I Want To Be A Good Mom And A Good Me
Motherhood is amazing, one moment your belly is growing and the next the nurses are giving you a small person to love and lead. And I’m not sure what happens, but something inside of us says, “Hey all attention needs to be focused on the innocent baby we brought home.”
And that’s how it should be, for awhile. Somewhere along the way though, many of us stay in that phase, to the neglect of ourselves, I know I sure did. And the baby grows. And maybe you bring home another sweet, innocent life, and it all starts over again.
Then you look up one day and wonder where you went. You think to yourself, I used to do x, I used to wear y, I used to love z. My husband and I used to go places and do things. But boy does our mind love the status quo and routines, and the sacrificial life has become our new normal.
Well friend, I’m here to tell you that self-care is not selfish. It’s seems counterintuitive but putting yourself first in certain circumstances can be beneficial for the entire family. Your spouse married you because of the light they saw inside of you; they don’t want it diminished.
Your children will grow to love and understand you for your authenticity, your character and your truth; they don’t only want to know certain parts.
It will seem foreign and even unfair sometimes but I promise you that making time for you will be one of the best decisions you’ve ever made. If you like to exercise, make time for it. If you like to write or paint, find a way to get it done.

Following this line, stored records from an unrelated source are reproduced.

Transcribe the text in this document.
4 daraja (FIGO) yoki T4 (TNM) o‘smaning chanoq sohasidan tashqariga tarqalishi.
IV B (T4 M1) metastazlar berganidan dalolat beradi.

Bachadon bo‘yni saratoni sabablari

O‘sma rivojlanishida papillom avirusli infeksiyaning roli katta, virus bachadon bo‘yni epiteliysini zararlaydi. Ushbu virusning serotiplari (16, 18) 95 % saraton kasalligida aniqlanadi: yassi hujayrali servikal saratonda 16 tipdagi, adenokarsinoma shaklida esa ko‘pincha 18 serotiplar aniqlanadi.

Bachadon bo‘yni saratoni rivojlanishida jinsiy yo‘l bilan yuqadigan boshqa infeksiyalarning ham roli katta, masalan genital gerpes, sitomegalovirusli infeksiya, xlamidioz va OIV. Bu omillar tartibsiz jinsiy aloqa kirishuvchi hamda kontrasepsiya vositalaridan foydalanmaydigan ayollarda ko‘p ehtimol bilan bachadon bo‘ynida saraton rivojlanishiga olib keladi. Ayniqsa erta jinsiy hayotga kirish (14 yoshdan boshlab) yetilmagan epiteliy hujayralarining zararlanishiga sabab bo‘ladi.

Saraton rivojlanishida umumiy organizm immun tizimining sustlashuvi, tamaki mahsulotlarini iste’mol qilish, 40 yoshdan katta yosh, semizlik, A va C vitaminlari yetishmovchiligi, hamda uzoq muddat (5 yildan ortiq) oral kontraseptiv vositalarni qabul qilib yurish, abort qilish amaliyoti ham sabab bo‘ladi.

You can even take it a step further and include your children in the things you love. Let them take some photos on the next nature walk, hand them the whisk in the kitchen, Maybe it’ll be something they love too.
And I know because I’ve been there, feeding my children organic, free range, whole foods while my own health suffers and declines. But I knew something had to change or else I’d slowly go crazy and look up in 15 years wondering what happened.
I want to be a good mom and good me too. And it’s possible. Change is hard, but can be so worthwhile. Take a step back to ask yourself what you need and how you can give it to yourself. Don’t wait on anyone else, just start.
Take a walk or a week long retreat, just start. You’ll wonder why you kept yourself hidden for so long. Your family will adjust and appreciate the newness of you too. Maybe there will be more laughter in your house, more play, more hugs and kisses.
You can be a good mom and a good you, all you have to do is choose to be.